Éditions PLEIN CHANT
Apostilles


MICHEL
OHL

Debout les morts !

ou

Au Bouquinoir

  


C'est une brochurette, estampillée "Qu'Ohl Lection 41", ce qui dit assez le nom de son auteur. Ces quatre pages, 15 cm x 10,5 cm, en noir et blanc, furent  éditées par E. DE N., à lire Eden et à traduire Ecole de Nulle part. Une école dont le maître est  Pierre Ziegelmeyer.

Après le cabinet de lecture de Madame Lecœur*, voici donc un autre cabinet de lecture, imaginaire cette fois : Au Bouquinoir. Écriture et lecture se mêlent, Litrongi un texte peu connu de Cami et la première phrase de L'Étranger, le litron pour la dernière tournée et la mort d'une mère, puisque Aujourd'hui maman est morte. Le narrateur qui, Au Bouquinoir, lisait debout et en un temps limité par d'absurdes impératifs ne s'étonne de rien ; quoi de plus normal que d'écrire un texte en dormant et, réveillé, de continuer à écrire ce même texte, puis de penser à ce que l'on écrira après sa mort ?
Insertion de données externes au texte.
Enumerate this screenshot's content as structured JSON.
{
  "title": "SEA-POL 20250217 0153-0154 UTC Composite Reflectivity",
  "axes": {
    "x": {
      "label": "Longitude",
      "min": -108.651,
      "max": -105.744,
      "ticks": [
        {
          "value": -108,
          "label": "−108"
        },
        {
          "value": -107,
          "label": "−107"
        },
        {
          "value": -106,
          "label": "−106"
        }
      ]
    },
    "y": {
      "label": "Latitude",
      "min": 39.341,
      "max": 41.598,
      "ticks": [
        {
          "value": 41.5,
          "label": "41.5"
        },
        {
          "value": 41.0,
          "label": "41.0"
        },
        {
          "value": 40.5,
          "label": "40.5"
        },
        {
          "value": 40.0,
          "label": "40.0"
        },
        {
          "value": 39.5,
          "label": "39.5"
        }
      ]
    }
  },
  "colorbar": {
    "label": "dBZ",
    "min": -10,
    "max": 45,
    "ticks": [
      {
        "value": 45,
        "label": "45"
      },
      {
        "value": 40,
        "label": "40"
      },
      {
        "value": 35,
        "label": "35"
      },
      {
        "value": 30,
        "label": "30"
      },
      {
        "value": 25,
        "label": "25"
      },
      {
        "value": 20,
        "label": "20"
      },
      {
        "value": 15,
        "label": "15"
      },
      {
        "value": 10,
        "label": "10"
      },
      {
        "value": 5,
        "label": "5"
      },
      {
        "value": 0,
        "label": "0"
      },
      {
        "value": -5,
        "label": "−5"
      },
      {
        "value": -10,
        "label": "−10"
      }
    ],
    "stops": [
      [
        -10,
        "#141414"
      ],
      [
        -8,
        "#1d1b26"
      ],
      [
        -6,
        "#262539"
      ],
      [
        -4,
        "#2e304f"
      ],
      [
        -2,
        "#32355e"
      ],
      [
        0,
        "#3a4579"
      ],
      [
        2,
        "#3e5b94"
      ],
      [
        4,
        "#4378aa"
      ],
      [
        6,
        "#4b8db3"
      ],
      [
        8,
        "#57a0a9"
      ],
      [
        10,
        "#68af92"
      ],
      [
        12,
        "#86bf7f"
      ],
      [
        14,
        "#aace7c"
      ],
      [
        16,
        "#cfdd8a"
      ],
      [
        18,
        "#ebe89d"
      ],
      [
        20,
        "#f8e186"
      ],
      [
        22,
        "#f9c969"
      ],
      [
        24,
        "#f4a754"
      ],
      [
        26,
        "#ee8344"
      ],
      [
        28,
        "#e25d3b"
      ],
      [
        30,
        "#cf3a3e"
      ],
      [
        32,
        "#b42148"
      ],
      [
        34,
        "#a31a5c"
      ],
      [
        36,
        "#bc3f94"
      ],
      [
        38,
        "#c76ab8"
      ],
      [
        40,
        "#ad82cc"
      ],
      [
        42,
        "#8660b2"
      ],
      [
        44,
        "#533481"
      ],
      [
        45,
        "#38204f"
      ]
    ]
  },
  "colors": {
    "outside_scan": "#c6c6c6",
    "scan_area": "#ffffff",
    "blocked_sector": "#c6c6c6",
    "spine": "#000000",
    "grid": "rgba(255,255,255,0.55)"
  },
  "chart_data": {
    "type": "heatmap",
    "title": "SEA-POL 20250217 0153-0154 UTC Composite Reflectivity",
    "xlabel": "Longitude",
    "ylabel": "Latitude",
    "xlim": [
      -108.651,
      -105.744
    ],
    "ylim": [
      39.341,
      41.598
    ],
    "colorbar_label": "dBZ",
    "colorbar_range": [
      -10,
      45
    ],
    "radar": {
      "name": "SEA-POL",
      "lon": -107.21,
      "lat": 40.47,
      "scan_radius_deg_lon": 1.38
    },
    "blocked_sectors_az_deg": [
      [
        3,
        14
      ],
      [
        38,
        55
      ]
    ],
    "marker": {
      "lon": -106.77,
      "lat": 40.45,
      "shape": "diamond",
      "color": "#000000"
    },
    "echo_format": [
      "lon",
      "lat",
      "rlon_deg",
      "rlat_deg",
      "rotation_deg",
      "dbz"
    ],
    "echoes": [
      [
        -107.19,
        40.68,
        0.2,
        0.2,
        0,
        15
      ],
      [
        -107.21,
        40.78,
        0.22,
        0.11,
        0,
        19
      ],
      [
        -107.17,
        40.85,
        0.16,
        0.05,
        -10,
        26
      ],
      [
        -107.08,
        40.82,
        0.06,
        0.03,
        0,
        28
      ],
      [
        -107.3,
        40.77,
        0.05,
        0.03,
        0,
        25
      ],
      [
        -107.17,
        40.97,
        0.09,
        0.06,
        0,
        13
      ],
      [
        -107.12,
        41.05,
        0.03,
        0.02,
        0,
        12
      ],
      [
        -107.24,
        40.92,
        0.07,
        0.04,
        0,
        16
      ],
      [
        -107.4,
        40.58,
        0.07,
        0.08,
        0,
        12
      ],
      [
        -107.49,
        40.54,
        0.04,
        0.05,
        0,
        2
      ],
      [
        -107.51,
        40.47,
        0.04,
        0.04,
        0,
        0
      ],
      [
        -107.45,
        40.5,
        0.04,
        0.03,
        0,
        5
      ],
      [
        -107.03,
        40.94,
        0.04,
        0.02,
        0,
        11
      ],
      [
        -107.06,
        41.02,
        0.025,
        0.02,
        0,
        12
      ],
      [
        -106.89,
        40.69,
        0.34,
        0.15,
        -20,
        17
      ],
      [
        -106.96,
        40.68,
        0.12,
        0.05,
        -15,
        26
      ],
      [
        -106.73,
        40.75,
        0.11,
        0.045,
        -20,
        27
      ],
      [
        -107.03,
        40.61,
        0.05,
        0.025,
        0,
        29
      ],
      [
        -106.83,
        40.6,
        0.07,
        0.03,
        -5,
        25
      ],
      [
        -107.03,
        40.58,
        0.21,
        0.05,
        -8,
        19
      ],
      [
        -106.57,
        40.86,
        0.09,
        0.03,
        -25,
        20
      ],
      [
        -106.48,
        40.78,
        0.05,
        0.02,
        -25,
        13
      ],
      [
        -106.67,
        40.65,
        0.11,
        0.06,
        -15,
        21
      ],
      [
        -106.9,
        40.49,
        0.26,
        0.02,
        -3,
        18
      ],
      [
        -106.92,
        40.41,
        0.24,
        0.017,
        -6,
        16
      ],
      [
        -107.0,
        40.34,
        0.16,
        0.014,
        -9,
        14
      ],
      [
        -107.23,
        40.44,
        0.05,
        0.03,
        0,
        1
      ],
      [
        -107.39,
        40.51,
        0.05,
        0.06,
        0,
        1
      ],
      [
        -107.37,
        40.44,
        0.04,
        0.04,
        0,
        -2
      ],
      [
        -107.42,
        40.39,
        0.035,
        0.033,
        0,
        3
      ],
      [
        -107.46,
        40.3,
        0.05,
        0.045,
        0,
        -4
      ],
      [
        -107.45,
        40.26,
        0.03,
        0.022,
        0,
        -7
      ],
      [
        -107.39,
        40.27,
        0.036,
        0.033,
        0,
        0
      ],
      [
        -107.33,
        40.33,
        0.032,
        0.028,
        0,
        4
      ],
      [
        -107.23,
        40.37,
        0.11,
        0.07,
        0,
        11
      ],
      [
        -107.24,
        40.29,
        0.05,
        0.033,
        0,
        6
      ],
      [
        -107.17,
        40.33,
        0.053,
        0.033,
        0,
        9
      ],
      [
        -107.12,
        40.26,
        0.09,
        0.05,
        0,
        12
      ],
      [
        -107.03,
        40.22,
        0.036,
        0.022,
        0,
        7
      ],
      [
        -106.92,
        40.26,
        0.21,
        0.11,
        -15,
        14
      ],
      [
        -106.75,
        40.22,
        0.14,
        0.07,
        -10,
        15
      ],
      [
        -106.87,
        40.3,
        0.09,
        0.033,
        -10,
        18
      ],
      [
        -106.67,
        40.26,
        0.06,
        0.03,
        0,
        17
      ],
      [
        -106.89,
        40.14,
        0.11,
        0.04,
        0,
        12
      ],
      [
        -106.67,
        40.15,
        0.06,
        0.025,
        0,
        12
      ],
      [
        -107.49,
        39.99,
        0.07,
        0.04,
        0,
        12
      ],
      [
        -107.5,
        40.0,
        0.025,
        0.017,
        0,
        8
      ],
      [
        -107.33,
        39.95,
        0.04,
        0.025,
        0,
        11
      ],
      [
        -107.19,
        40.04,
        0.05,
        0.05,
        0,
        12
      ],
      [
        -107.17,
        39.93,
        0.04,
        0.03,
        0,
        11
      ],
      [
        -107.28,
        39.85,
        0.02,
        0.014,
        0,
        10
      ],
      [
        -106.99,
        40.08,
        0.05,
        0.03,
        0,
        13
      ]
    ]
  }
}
   Comme il se met à pleuvoir des cordes, je m’abrite à la première boutique venue, Au Bouquinoir. On y lit debout : un quart d’heure trois francs cinquante, une heure douze francs, deux heures vingt francs. On a dix minutes pour choisir le livre et après, on paie ou on s’en va. Si on paie, le compteur démarre. Ayant déniché Litrongi, de Cami, un tiré à part de vingt-cinq pages de la revue Pau Potins (1930), je prends un quart d’heure. Mon voisin lit le Vicomte de Bragelonne. « Ça fait trente-cinq fois que je viens… » me souffle-t-il, « j’ai déjà déboursé plus de six cents balles ! » Je veux lui dire qu’il aurait pu s’acheter cinq ou six Vicomte chez un libraire normal, mais le maître brandit l’ardoise :


   Litrongi est un ivrogne bourguignon. Sa mère est morte un peu avant le début de l’histoire. Il se frotte les mains à l’idée de l’héritage. Mais, la veille des obsèques, il reçoit un télégramme : MÈRE RESSUSCITÉE. VENIR D’URGENCE. LA MORGUE. Litrongi est aux cent coups. Il a largement entamé le magot de la mère ! Il empoche le reste, rafle les bijoux, boucle sa valise et court chez Nicaise.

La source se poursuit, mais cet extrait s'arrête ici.